The combined influences of sinoatrial nodal (SAN) pacemaker cell automaticity and its response to autonomic input determine the heart’s beating interval variability and mean beating rate. To determine the intrinsic SAN and autonomic signatures buried within EKG RR interval time series change in advanced age, we measured RR interval variability before and during double autonomic blockade at 3-month intervals from 6 months of age until the end of life in long-lived (those that achieved the total cohort median life span of 24 months and beyond) C57/BL6 mice. Prior to 21 months of age, time-dependent changes in intrinsic RR interval variability and mean RR interval were relatively minor. Between 21 and 30 months of age, however, marked changes emerged in intrinsic SAN RR interval variability signatures, pointing to a reduction in the kinetics of pacemaker clock mechanisms, leading to reduced synchronization of molecular functions within and among SAN cells. This loss of high-frequency signal processing within intrinsic SAN signatures resulted in a marked increase in the mean intrinsic RR interval. The impact of autonomic signatures on RR interval variability were net sympathetic and partially compensated for the reduced kinetics of the intrinsic SAN RR interval variability signatures, and partially, but not completely, shifted the EKG RR time series intervals to a more youthful pattern. Cross-sectional analyses of other subsets of C57/BL6 ages indicated that at or beyond the median life span of our longitudinal cohort, noncardiac, constitutional, whole-body frailty was increased, energetic efficiency was reduced, and the respiratory exchange ratio increased. We interpret the progressive reduction in kinetics in intrinsic SAN RR interval variability signatures in this context of whole-body frailty beyond 21 months of age to be a manifestation of “heartbeat frailty.”

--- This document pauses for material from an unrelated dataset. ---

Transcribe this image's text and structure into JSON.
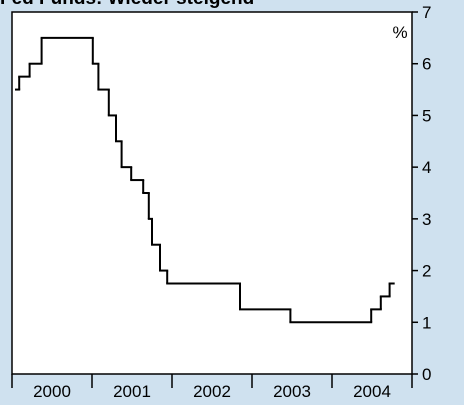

窦房结 (SAN) 起搏器细胞自动性及其对自主输入的响应的综合影响决定了心脏的搏动间隔变异性和平均搏动率。为了确定高龄时 EKG RR 间隔时间序列变化中隐藏的内在 SAN 和自主特征，我们在双自主神经封锁之前和期间以 3 个月的间隔测量了长寿者从 6 个月大到生命结束的 RR 间隔变异性。 （总队列中位寿命达到 24 个月及以上的小鼠）C57/BL6 小鼠。在 21 月龄之前，内在 RR 间隔变异性和平均 RR 间隔随时间的变化相对较小。然而，在 21 至 30 个月龄之间，内在 SAN RR 间隔变异性特征出现显着变化，表明起搏器时钟机制的动力学降低，导致 SAN 细胞内和之间分子功能的同步性降低。固有 SAN 特征中高频信号处理的损失导致平均固有 RR 间隔显着增加。自主信号对 RR 间隔变异性的影响是净同情的，并且部分补偿了内在 SAN RR 间隔变异性特征的动力学降低，并且部分但不完全地将 EKG RR 时间序列间隔转变为更年轻的模式。对 C57/BL6 年龄其他子集的横断面分析表明，在我们纵向队列的中位寿命或超过中位寿命时，非心脏、体质、全身虚弱程度增加，能量效率降低，呼吸交换比增加。我们将 21 个月以上全身虚弱的背景下内在 SAN RR 间隔变异性特征的动力学逐渐降低解释为“心跳虚弱”的表现。